In Harris, the Court held that because the policy owners would benefit if their minor daughter Michelle K. Harris, who lived in her parents’ household, was allowed to stack the UIM coverages in her parents’ policies, stacking was permitted. As noted by the Harris Court, Michelle, as a minor

was under no duty to honor any contract of insurance she might have purchased on her own. . . . Therefore, Michelle was dependent on her parents for insurance coverage. Also, since Michelle was a minor at the time of the accident, it was her parents’ duty to support her to the best of their abilities. ... By discharging their duty of support and protecting their daughter, the [policy owner parents] plainly “benefit” by limiting their out of pocket expenses, as well as increasing their peace of mind.

*733Harris, 332 N.C. at 194, 420 S.E.2d at 130 (citations omitted). In conclusion, the Court in a very narrow holding held that the minor plaintiff, “as a nonowner family member living in the same household as the named insured, is entitled to stack UIM coverages under her parents’ policy.” Id. Accordingly, we do not read Harris, as plaintiff suggests, as permitting all persons insured of the first class to stack UIM coverages. See Crowder v. North Carolina Farm Bureau Mut. Ins. Co., 79 N.C. App. 551, 554, 340 S.E.2d 127, 129, disc. rev. denied, 316 N.C. 731, 345 S.E.2d 387 (1986) (defining persons insured of the first class as a spouse or relative of the named insured who is a resident of the named insured’s household). The Court emphasized throughout the opinion the necessity of finding a “benefit” running to the owner of the policies as a prerequisite to stacking by a non-owner. Therefore, if there is no “benefit” running to the owner, there is no stacking of UIM coverages.

In this case, although the plaintiff is a family member residing in the household of his father and brother, there is no evidence that the father or brother would benefit if the plaintiff were allowed to stack the underinsurance coverages in the father’s and brother’s policies.

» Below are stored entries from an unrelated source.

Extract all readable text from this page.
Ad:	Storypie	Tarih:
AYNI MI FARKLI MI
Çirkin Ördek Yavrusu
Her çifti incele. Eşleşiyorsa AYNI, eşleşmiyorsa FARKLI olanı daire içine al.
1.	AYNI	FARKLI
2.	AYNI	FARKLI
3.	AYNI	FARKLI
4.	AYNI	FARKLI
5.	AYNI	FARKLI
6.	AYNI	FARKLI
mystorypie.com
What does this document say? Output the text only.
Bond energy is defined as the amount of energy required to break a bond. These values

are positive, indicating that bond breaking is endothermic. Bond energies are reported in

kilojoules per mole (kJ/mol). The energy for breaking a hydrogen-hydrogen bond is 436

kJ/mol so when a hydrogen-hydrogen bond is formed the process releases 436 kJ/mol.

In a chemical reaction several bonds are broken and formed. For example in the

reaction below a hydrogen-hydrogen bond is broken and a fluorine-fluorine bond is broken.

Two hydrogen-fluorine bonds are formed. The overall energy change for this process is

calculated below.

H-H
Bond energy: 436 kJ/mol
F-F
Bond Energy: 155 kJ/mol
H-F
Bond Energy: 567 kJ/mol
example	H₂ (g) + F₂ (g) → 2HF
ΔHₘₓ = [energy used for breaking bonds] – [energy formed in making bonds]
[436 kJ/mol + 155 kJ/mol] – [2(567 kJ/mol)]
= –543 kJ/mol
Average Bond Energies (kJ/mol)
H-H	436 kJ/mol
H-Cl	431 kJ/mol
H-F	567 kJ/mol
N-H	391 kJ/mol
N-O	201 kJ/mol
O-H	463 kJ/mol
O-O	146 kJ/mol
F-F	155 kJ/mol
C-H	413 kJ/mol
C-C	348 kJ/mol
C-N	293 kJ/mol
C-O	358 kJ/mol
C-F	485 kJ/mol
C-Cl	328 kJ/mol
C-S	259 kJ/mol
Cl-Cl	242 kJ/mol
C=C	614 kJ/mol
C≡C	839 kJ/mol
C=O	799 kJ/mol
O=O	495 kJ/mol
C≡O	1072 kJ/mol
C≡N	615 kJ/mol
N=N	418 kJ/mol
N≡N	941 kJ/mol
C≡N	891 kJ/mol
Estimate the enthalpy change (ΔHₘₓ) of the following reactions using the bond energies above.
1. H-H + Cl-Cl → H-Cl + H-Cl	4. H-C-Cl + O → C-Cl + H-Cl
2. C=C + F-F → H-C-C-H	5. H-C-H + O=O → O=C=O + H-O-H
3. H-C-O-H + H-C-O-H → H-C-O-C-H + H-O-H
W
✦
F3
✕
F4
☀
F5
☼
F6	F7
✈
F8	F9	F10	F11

The plaintiff, as an adult with children of his own, was not dependent, as was Michelle in the Harris case, on his father for support. The plaintiff was fully responsible for purchasing his own insurance and in fact did so. Accordingly, the order of the trial court must be reversed, and remanded for entry of summary judgment in favor of defendant Nationwide.

Reversed and remanded.

Judge Orr concurs. Judge WELLS dissents.





Dissenting Opinion

Judge Wells

dissenting.

In my opinion, the clear teachings of Crowder v. N.C. Farm Bureau Mut. Ins. Co., 79 N.C. App. 551, 340 S.E.2d 127, disc. rev. denied, 316 N.C. 731, 345 S.E.2d 387 (1986); Bass v. N.C. Farm Bureau Mutual Ins. Co., 332 N.C. 109, 418 S.E.2d 221 (1992); Sutton v. Aetna Casualty & Surety Co., 325 N.C. 259, 382 S.E.2d 759, rehearing denied, 325 N.C. 437, 384 S.E.2d 546 (1989); Amos v. North Carolina Farm Bureau Mut. Ins. Co., 103 N.C. App. 629, 406 S.E.2d 652 (1991), affirmed, 332 N.C. 340, 420 S.E.2d 123 (1992); *734and now Grain Dealers Mutual Insurance Co. v. Long, 332 N.C. 477, 421 S.E.2d 142 (1992), is that as an insured of the first class residing in the same household with his father and brother, plaintiff is entitled to stack both his father’s and brother’s UIM coverages. In my opinion, the “benefits” discussion in Harris v. Nationwide Mutual Insurance Co., 332 N.C. 184, 420 S.E.2d 124 (1992), does not alter this fundamental rule, and I therefore vote to affirm the trial court.

I believe it appropriate to express my concern that if the “benefit” predicate driving the majority opinion is correct, this and other such cases would not be appropriate for summary disposition, as the issue of who might be an intended “beneficiary” in such cases could only be determined by a trier of fact.